«Ах вот как. Я вижу, нам будет о чем побеседовать с дедушкой на досуге: болезнь есть болезнь, как ты ее ни зови».
«За успех предприятия!» – поднял Юрий фужер.
Мы чокнулись и пригубили. Было приятно. Я чувствовал, что мысль моя заостряется.
«Погодите, но если она урожденная Романова, а он – Чавчавадзе, да еще и Оглы, то, – дошло до меня, – то какие ж они этруски?»
«Только постольку-поскольку», – глотнул из бокала полковник.
«Поскольку?»
«Поскольку в Европе этрусские корни и паспорта теперь очень в моде. Отсюда и цены на всякое ископаемое барахло: брикабрак, антик. И считаться этрусским дворянством гораздо почетней, чем русским. Вот они и считаются».
«А, значит, свои! – вскричал я обрадованно. – Ну так я им по-свойски и отпишу – по-русски, чтоб не мудрить. Вернусь в обитель – и набросаю».
«Не торопитесь, – промолвил Юрий. – В узилище набросаете».
«Виноват?»
«В равелине», – синонимизировал часовщик, вздымая со дна моей безмятежности муть беспокойства.
Я посмотрел на полковника исподлобья. Беспечно он предавался банному ничегонеделанию. Глаза офицера спокойно глядели то синими сциллами, то голубыми барвинками, то лиловыми крокусами: в ту пору, попав под влиянье Руссо, я уже приступаю гербаризировать.
(Переоценить значение этого просветителя в свете его влияния на развитие ботанических чувств – вообще затруднительно. Стоило ему в сердечной связи упомянуть в своей «Исповеди» цветок taraxacum officinale – и публика просто ринулась в окрестные тюильри. Полюбоваться им заспешили клошар и гризетка, матрос и прачка, барышня и шевалье: всем хотелось пустить по ветру летучий галантный пух. Вскоре, прозванный в честь своего певца жан-жаком, одуванчик становится эмблемой ВАМ – Всемирной Ассоциации Мемуаристов. Ежевечно съезжаясь в Женеве, они проходят перед трибунами ипподрома своими сутулыми, благородно лысеющими легионами, украсив петлицы цветком просвещенной искренности. Звучит менуэт.)

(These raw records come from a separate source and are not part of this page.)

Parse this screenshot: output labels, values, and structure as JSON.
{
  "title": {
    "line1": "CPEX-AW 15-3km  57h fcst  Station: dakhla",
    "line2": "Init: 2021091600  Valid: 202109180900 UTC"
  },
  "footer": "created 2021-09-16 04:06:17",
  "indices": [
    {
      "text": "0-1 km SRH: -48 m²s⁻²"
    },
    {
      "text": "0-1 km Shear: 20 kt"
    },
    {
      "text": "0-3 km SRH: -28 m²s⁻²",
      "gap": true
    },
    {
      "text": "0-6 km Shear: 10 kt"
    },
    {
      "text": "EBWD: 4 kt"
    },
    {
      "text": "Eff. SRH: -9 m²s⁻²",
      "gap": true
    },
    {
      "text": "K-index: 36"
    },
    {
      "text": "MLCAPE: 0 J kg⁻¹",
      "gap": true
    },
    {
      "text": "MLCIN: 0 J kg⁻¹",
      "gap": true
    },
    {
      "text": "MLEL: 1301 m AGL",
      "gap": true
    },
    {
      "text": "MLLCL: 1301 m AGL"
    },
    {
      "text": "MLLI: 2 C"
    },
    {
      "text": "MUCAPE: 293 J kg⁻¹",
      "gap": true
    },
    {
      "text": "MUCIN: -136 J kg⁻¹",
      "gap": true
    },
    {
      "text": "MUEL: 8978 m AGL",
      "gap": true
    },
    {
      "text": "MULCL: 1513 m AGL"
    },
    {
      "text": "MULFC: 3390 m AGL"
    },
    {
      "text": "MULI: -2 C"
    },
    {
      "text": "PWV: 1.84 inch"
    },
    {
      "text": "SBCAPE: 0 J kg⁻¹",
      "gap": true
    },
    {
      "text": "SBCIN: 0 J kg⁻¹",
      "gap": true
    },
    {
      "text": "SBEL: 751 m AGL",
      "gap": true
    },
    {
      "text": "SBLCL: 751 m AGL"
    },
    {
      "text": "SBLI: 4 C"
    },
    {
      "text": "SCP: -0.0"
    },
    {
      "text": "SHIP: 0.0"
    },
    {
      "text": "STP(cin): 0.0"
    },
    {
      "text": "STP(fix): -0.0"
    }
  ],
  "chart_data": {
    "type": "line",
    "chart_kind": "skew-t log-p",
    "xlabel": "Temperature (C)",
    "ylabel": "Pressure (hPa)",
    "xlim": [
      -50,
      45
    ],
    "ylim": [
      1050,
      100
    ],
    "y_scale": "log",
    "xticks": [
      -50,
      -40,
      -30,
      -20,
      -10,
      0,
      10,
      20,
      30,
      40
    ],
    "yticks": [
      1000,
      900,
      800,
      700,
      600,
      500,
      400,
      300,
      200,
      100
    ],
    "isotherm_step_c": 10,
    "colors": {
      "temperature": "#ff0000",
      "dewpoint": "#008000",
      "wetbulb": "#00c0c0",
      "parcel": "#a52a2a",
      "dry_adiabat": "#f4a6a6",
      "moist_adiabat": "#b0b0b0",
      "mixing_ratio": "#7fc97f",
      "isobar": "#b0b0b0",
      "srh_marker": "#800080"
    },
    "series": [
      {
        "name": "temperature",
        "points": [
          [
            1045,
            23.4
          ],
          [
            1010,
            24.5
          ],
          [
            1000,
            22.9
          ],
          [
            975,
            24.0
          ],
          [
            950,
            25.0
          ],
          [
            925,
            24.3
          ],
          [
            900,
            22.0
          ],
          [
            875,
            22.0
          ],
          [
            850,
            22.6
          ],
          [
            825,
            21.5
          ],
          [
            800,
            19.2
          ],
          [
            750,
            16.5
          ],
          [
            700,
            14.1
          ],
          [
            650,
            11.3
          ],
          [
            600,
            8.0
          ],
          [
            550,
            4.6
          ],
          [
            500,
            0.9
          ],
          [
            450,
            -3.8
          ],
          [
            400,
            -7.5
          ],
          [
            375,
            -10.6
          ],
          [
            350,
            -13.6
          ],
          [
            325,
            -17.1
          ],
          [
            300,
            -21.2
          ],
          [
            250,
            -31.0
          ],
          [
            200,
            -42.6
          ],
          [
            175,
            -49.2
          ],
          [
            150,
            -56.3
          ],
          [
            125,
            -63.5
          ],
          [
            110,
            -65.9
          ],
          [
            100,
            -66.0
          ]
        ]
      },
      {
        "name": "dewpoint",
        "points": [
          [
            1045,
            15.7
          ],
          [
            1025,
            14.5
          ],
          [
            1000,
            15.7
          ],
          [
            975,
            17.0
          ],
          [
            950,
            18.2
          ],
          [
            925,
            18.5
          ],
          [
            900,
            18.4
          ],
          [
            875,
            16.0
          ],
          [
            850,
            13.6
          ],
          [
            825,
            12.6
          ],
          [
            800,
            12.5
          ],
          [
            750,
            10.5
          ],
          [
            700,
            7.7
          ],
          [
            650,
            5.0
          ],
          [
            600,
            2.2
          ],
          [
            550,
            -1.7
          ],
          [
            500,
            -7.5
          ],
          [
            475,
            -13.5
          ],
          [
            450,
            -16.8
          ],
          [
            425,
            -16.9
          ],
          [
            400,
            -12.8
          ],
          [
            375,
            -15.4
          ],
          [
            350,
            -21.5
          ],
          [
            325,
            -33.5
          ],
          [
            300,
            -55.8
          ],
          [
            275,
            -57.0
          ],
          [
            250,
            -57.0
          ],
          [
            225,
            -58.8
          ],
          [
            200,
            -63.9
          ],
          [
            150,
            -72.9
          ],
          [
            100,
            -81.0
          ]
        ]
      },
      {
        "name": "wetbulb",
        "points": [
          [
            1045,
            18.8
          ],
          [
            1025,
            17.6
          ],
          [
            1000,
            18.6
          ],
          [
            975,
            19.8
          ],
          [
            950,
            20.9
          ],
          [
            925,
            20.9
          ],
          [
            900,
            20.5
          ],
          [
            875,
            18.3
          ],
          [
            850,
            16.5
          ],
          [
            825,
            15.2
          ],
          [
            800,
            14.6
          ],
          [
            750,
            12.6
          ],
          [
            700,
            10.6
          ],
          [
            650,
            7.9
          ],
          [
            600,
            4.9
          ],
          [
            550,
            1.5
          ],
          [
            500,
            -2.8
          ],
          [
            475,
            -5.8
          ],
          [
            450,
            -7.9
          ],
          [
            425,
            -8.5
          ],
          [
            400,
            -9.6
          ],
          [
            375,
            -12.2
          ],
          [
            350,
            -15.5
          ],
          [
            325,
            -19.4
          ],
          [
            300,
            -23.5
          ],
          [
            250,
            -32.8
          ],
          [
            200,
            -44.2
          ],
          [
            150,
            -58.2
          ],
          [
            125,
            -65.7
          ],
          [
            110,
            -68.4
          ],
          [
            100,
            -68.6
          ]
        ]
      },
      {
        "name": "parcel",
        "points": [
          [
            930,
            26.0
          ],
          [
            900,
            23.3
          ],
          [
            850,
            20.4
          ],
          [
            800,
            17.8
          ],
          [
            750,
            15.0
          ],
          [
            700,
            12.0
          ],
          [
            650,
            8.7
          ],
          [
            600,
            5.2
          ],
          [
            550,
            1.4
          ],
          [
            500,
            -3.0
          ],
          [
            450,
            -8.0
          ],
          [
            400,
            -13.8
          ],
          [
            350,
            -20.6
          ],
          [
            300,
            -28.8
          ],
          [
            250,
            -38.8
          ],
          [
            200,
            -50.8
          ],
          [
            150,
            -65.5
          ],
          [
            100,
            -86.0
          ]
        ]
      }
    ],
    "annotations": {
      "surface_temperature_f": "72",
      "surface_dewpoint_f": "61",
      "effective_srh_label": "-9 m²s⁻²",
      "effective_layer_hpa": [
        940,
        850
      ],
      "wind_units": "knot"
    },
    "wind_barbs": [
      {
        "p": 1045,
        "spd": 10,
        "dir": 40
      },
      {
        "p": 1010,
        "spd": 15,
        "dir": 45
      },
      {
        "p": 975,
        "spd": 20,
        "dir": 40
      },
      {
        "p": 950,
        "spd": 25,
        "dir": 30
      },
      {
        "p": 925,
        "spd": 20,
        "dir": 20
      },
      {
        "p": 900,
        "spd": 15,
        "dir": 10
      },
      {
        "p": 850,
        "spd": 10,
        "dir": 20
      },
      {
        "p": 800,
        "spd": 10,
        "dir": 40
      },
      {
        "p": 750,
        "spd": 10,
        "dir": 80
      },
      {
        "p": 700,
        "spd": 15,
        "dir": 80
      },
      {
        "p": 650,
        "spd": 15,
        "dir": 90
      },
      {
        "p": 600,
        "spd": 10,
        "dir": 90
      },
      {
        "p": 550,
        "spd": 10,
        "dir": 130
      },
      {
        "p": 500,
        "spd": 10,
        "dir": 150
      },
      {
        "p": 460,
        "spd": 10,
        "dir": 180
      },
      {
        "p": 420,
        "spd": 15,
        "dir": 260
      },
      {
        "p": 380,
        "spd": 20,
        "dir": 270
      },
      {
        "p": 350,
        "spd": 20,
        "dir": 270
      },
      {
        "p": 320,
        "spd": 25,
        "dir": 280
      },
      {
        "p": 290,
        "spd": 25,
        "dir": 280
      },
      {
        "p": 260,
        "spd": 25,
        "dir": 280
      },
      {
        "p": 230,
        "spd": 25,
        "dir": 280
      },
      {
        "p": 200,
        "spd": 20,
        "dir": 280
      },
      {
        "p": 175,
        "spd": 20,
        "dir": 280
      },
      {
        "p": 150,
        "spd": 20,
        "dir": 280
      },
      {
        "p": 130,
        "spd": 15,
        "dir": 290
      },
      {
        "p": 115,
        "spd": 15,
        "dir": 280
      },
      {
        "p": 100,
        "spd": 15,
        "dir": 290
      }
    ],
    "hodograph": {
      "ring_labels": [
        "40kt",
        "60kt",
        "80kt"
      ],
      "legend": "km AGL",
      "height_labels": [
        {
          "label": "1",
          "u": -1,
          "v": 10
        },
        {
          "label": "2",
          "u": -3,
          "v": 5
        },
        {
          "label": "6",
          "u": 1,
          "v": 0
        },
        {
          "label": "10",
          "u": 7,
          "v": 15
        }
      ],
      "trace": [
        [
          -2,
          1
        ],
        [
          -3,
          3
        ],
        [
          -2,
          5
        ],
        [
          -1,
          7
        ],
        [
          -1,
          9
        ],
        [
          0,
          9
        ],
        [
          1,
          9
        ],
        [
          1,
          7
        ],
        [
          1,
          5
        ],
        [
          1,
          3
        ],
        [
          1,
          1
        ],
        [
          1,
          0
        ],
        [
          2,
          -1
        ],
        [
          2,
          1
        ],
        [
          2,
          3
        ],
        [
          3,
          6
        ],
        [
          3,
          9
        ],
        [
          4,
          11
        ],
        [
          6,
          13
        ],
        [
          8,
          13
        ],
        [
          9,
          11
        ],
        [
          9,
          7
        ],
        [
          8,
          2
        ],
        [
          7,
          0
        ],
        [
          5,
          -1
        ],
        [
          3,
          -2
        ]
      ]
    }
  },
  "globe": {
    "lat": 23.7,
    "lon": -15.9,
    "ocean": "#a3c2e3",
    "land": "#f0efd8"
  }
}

«В каком равелине?» – спросил я Андропова единственно уголками губ.
«Это не архиважно, – ответил полковник. – Думаю, впрочем, что Петропавловский – или как его там, Алексеевский, что ли? – вас навряд ли устроит. Мрачновато там, сыровато, казематы проветриваются нерегулярно, провизия скверная, часто с душком, интендант приворовывает. Короче – не посоветую. То ли дело кремлевская наша тюрьма, что в Архангельском: любо-дорого».
«Помилуйте, Юрий Гладимирович, не мы ли минуту тому толковали касательно замка Мулен де Сен Лу, что как раз в Бельведере. Вы непоследовательны».
«Владеете ль вы оружием?»
«По преимуществу прободающим. Помните некую Долорес Ибаррури? Она занималась со мной испанским, а попутно и фехтованием».
«Ибаррури? Которая жила в Водовзводной башне?»
«Не путайте, в Водовзводной жила Клара Цеткин, преподаватель немецкого, тоже, кстати, большая моя приятельница. А Ибаррури жила в Москворецкой. О, каким только фокусам не обучила меня сеньора Долорес! Ведь в той науке – пропасть всяких позиций, способов, так сказать, прободанья, финтов. Слава богу, испанка была уж не первой свежести, так что чего-чего, а опыта ей было не занимать».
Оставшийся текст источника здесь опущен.